AMIA wants a decision on Common Rule updates

A national healthcare informatics organization is getting impatient with the Trump administration’s indecisiveness over updates to the Common Rule that have health IT implications.

In a letter released to the public on Tuesday, the American Medical Informatics Association (AMIA) urged Department of Health and Human Services (HHS) Secretary Tom Price and Office of Management and Budget Director John Mulvaney to finalize updates to the Common Rule that would provide researchers better access to healthcare data.

Clarifying the fate of the regulation would “provide much-needed certainty to stakeholders,” AMIA wrote.

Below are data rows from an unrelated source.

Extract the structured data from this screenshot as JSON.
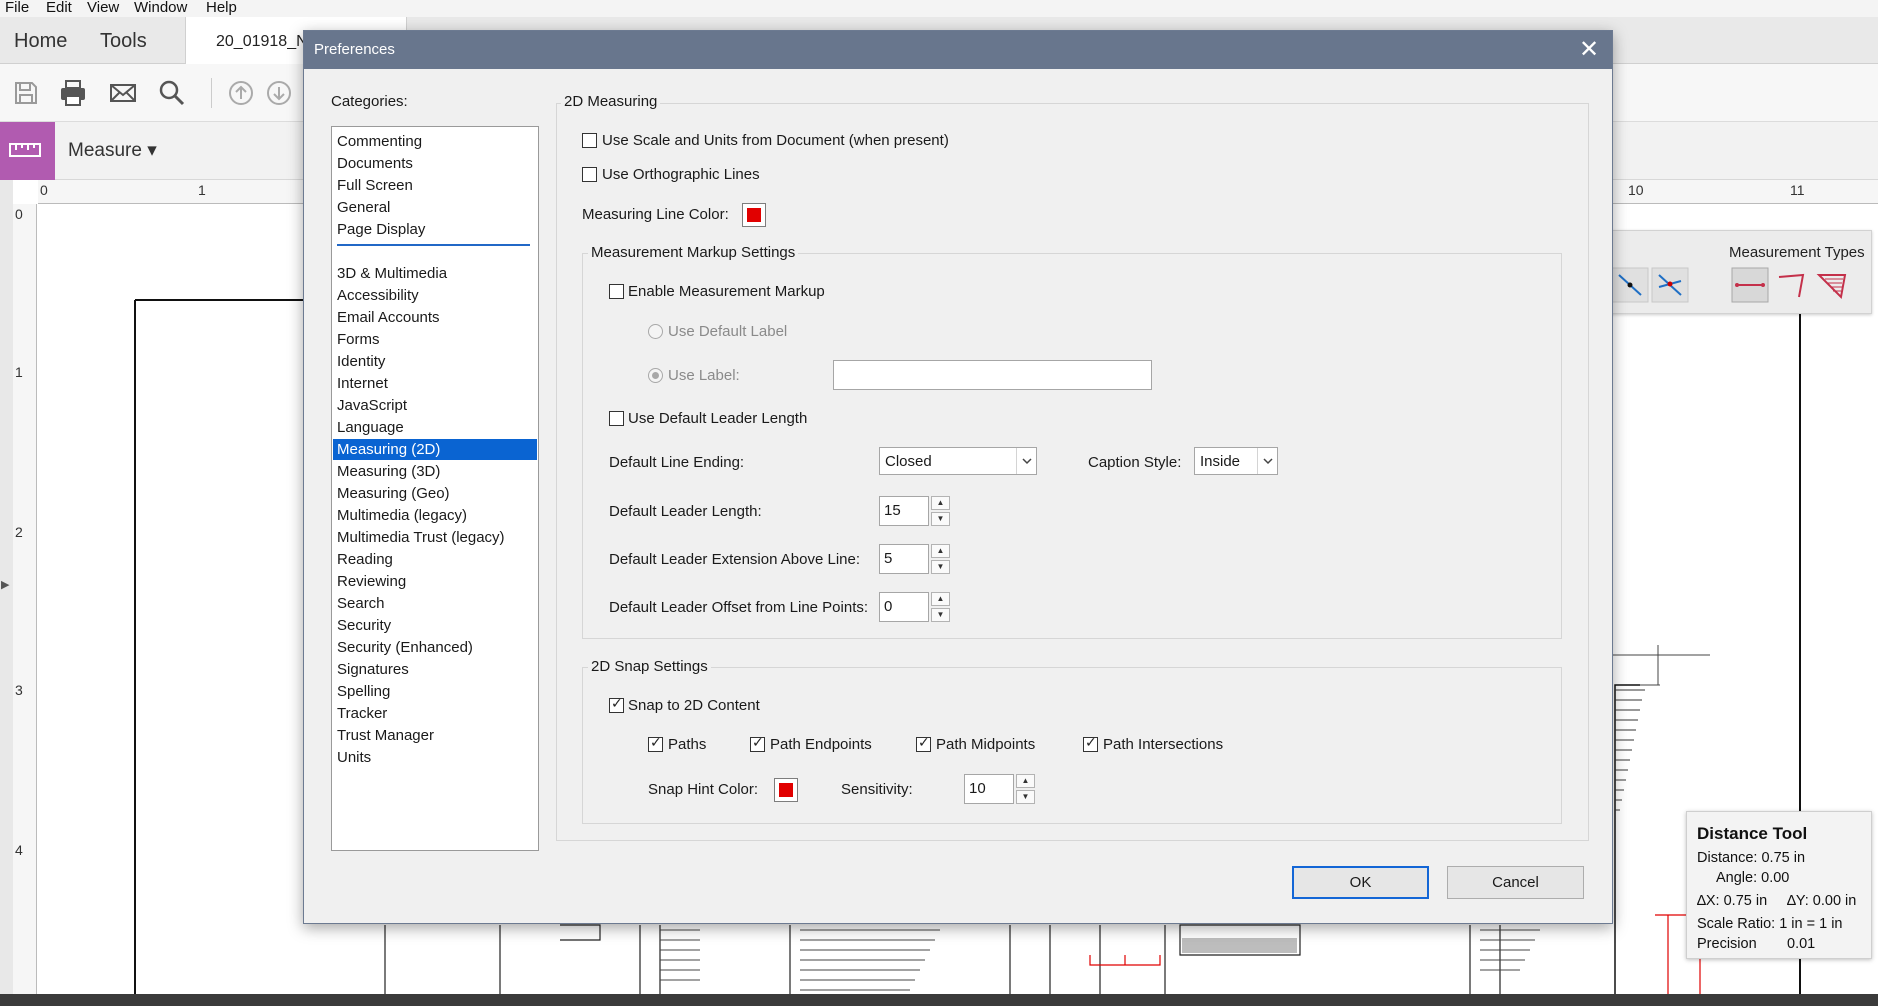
{
  "app": {
    "menu": [
      "File",
      "Edit",
      "View",
      "Window",
      "Help"
    ],
    "tabs": {
      "home": "Home",
      "tools": "Tools",
      "document": "20_01918_N"
    },
    "toolbar_icons": [
      "save-icon",
      "print-icon",
      "email-icon",
      "search-icon",
      "page-up-icon",
      "page-down-icon"
    ],
    "measure_bar": {
      "label": "Measure ▾"
    },
    "ruler_top": [
      "0",
      "1",
      "10",
      "11"
    ],
    "ruler_left": [
      "0",
      "1",
      "2",
      "3",
      "4"
    ],
    "measurement_types_panel": {
      "title": "Measurement Types"
    },
    "distance_tool": {
      "title": "Distance Tool",
      "distance": "Distance: 0.75 in",
      "angle": "Angle: 0.00",
      "delta_x": "∆X: 0.75 in",
      "delta_y": "∆Y: 0.00 in",
      "scale_ratio": "Scale Ratio: 1 in = 1 in",
      "precision": "Precision",
      "precision_value": "0.01"
    }
  },
  "dialog": {
    "title": "Preferences",
    "close_glyph": "✕",
    "categories_label": "Categories:",
    "categories_top": [
      "Commenting",
      "Documents",
      "Full Screen",
      "General",
      "Page Display"
    ],
    "categories_bottom": [
      "3D & Multimedia",
      "Accessibility",
      "Email Accounts",
      "Forms",
      "Identity",
      "Internet",
      "JavaScript",
      "Language",
      "Measuring (2D)",
      "Measuring (3D)",
      "Measuring (Geo)",
      "Multimedia (legacy)",
      "Multimedia Trust (legacy)",
      "Reading",
      "Reviewing",
      "Search",
      "Security",
      "Security (Enhanced)",
      "Signatures",
      "Spelling",
      "Tracker",
      "Trust Manager",
      "Units"
    ],
    "selected_category": "Measuring (2D)",
    "measuring": {
      "group_title": "2D Measuring",
      "use_scale_units": {
        "label": "Use Scale and Units from Document (when present)",
        "checked": false
      },
      "use_orthographic": {
        "label": "Use Orthographic Lines",
        "checked": false
      },
      "line_color": {
        "label": "Measuring Line Color:",
        "color": "#e10000"
      }
    },
    "markup": {
      "group_title": "Measurement Markup Settings",
      "enable_markup": {
        "label": "Enable Measurement Markup",
        "checked": false
      },
      "use_default_label": "Use Default Label",
      "use_label": "Use Label:",
      "label_value": "",
      "use_default_leader": {
        "label": "Use Default Leader Length",
        "checked": false
      },
      "line_ending": {
        "label": "Default Line Ending:",
        "value": "Closed"
      },
      "caption_style": {
        "label": "Caption Style:",
        "value": "Inside"
      },
      "leader_length": {
        "label": "Default Leader Length:",
        "value": "15"
      },
      "leader_extension": {
        "label": "Default Leader Extension Above Line:",
        "value": "5"
      },
      "leader_offset": {
        "label": "Default Leader Offset from Line Points:",
        "value": "0"
      }
    },
    "snap": {
      "group_title": "2D Snap Settings",
      "snap_to_content": {
        "label": "Snap to 2D Content",
        "checked": true
      },
      "paths": {
        "label": "Paths",
        "checked": true
      },
      "path_endpoints": {
        "label": "Path Endpoints",
        "checked": true
      },
      "path_midpoints": {
        "label": "Path Midpoints",
        "checked": true
      },
      "path_intersections": {
        "label": "Path Intersections",
        "checked": true
      },
      "hint_color": {
        "label": "Snap Hint Color:",
        "color": "#e10000"
      },
      "sensitivity": {
        "label": "Sensitivity:",
        "value": "10"
      }
    },
    "buttons": {
      "ok": "OK",
      "cancel": "Cancel"
    }
  }
}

“We live in an age of ubiquitous data,” AMIA President and CEO Douglas B. Fridsma, M.D., Ph.D., said in a statement. “Patients expect researchers to leverage their data for improved care in responsible ways. The updated Common Rule enables and encourages better transparency so that new discoveries are possible.”

RELATED: Study—EHRs are an untapped public health resource

The Obama administration finalized an update to the Common Rule the day before the administration changed hands, modernizing a regulation that had been in place since 1991 by improving protections for research participants and providing access to EHR and patient-reported data. The updates were scheduled to take effect January 19, 2018.

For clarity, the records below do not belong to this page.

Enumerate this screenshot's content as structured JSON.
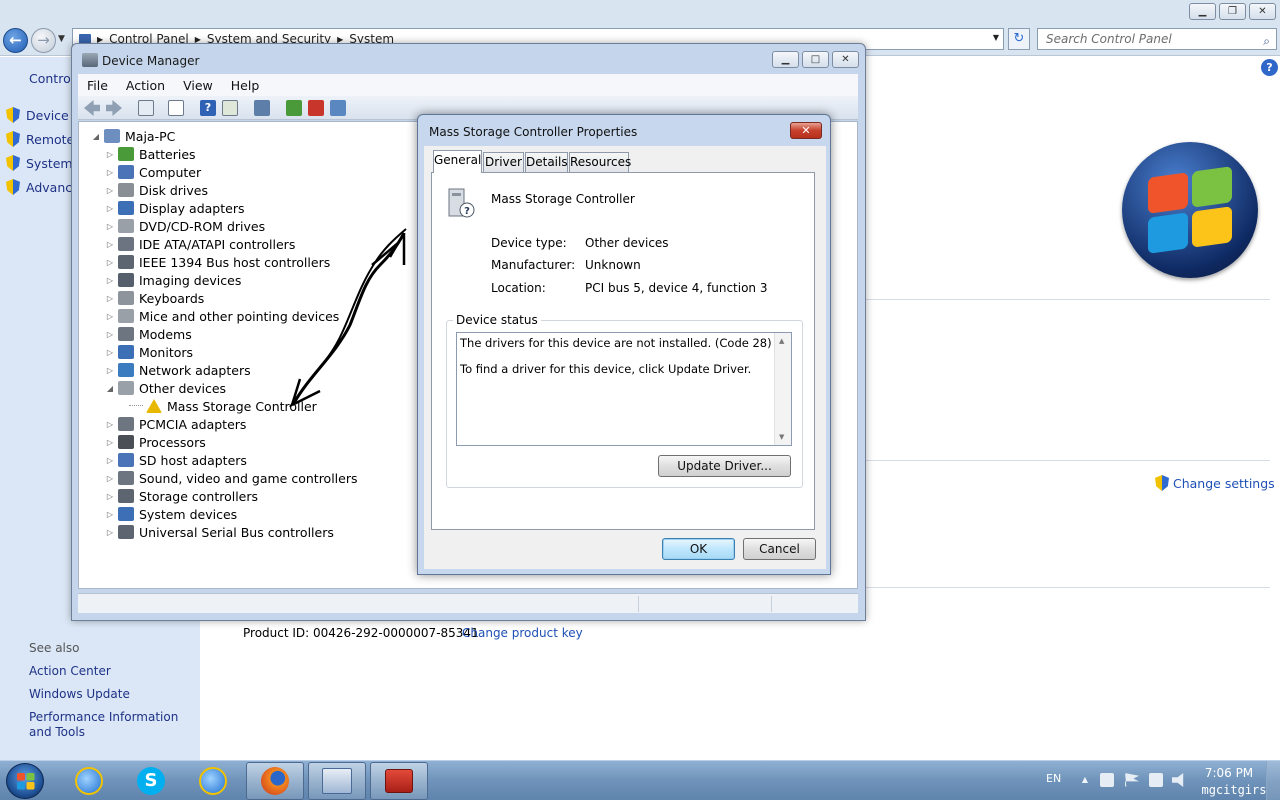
{
  "control_panel": {
    "breadcrumbs": [
      "Control Panel",
      "System and Security",
      "System"
    ],
    "search_placeholder": "Search Control Panel",
    "left_title": "Control",
    "left_items": [
      "Device M",
      "Remote",
      "System",
      "Advance"
    ],
    "see_also_title": "See also",
    "see_also_links": [
      "Action Center",
      "Windows Update",
      "Performance Information and Tools"
    ],
    "change_settings": "Change settings",
    "product_id_label": "Product ID: 00426-292-0000007-85341",
    "change_product_key": "Change product key"
  },
  "device_manager": {
    "title": "Device Manager",
    "menu": [
      "File",
      "Action",
      "View",
      "Help"
    ],
    "root": "Maja-PC",
    "tree": [
      {
        "label": "Batteries",
        "icon": "battery-icon",
        "color": "#4a9a3a"
      },
      {
        "label": "Computer",
        "icon": "computer-icon",
        "color": "#4a73b8"
      },
      {
        "label": "Disk drives",
        "icon": "disk-icon",
        "color": "#8a8f96"
      },
      {
        "label": "Display adapters",
        "icon": "display-icon",
        "color": "#3d6fb6"
      },
      {
        "label": "DVD/CD-ROM drives",
        "icon": "dvd-icon",
        "color": "#9aa0a8"
      },
      {
        "label": "IDE ATA/ATAPI controllers",
        "icon": "ide-icon",
        "color": "#6b7480"
      },
      {
        "label": "IEEE 1394 Bus host controllers",
        "icon": "ieee1394-icon",
        "color": "#5c6570"
      },
      {
        "label": "Imaging devices",
        "icon": "camera-icon",
        "color": "#55606c"
      },
      {
        "label": "Keyboards",
        "icon": "keyboard-icon",
        "color": "#8d949c"
      },
      {
        "label": "Mice and other pointing devices",
        "icon": "mouse-icon",
        "color": "#9aa0a8"
      },
      {
        "label": "Modems",
        "icon": "modem-icon",
        "color": "#6d7680"
      },
      {
        "label": "Monitors",
        "icon": "monitor-icon",
        "color": "#3d6fb6"
      },
      {
        "label": "Network adapters",
        "icon": "network-icon",
        "color": "#3b7bbf"
      },
      {
        "label": "Other devices",
        "icon": "unknown-device-icon",
        "color": "#9aa0a8"
      },
      {
        "label": "Mass Storage Controller",
        "icon": "warning-device-icon",
        "color": "#e8b800",
        "child": true
      },
      {
        "label": "PCMCIA adapters",
        "icon": "pcmcia-icon",
        "color": "#6d7680"
      },
      {
        "label": "Processors",
        "icon": "processor-icon",
        "color": "#4a4f56"
      },
      {
        "label": "SD host adapters",
        "icon": "sd-icon",
        "color": "#4a73b8"
      },
      {
        "label": "Sound, video and game controllers",
        "icon": "speaker-icon",
        "color": "#6d7680"
      },
      {
        "label": "Storage controllers",
        "icon": "storage-icon",
        "color": "#5c6570"
      },
      {
        "label": "System devices",
        "icon": "system-icon",
        "color": "#3d6fb6"
      },
      {
        "label": "Universal Serial Bus controllers",
        "icon": "usb-icon",
        "color": "#5c6570"
      }
    ]
  },
  "properties": {
    "title": "Mass Storage Controller Properties",
    "tabs": [
      "General",
      "Driver",
      "Details",
      "Resources"
    ],
    "device_name": "Mass Storage Controller",
    "device_type_label": "Device type:",
    "device_type": "Other devices",
    "manufacturer_label": "Manufacturer:",
    "manufacturer": "Unknown",
    "location_label": "Location:",
    "location": "PCI bus 5, device 4, function 3",
    "status_group": "Device status",
    "status_line1": "The drivers for this device are not installed. (Code 28)",
    "status_line2": "To find a driver for this device, click Update Driver.",
    "update_driver": "Update Driver...",
    "ok": "OK",
    "cancel": "Cancel"
  },
  "taskbar": {
    "language": "EN",
    "time": "7:06 PM",
    "user": "mgcitgirs"
  },
  "colors": {
    "link": "#1e50b5",
    "nav_link": "#1e3287",
    "taskbar": "#6f93ba"
  }
}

But Trump’s regulatory freeze left the update hanging in the balance. Five months later, AMIA requested the administration release a public statement reinstating the regulation’s effective date and extending compliance dates by six months.

RELATED: NIH launches beta phase of All of Us program to prepare for national rollout

AMIA wrote that the updates are particularly important to new large-scale research efforts like the All of Us program and the Cancer Moonshot Initiative. The organization also believes the rule will allow clinicians to leverage clinical data to comply with MACRA and improve population health initiatives that rely on genomic sequencing, information technology and patient data.

“The absence of such a signal will delay the revised Common Rule’s new benefits, and leave in place a legacy rule that neither serves research participants, nor the research community,” the letter stated.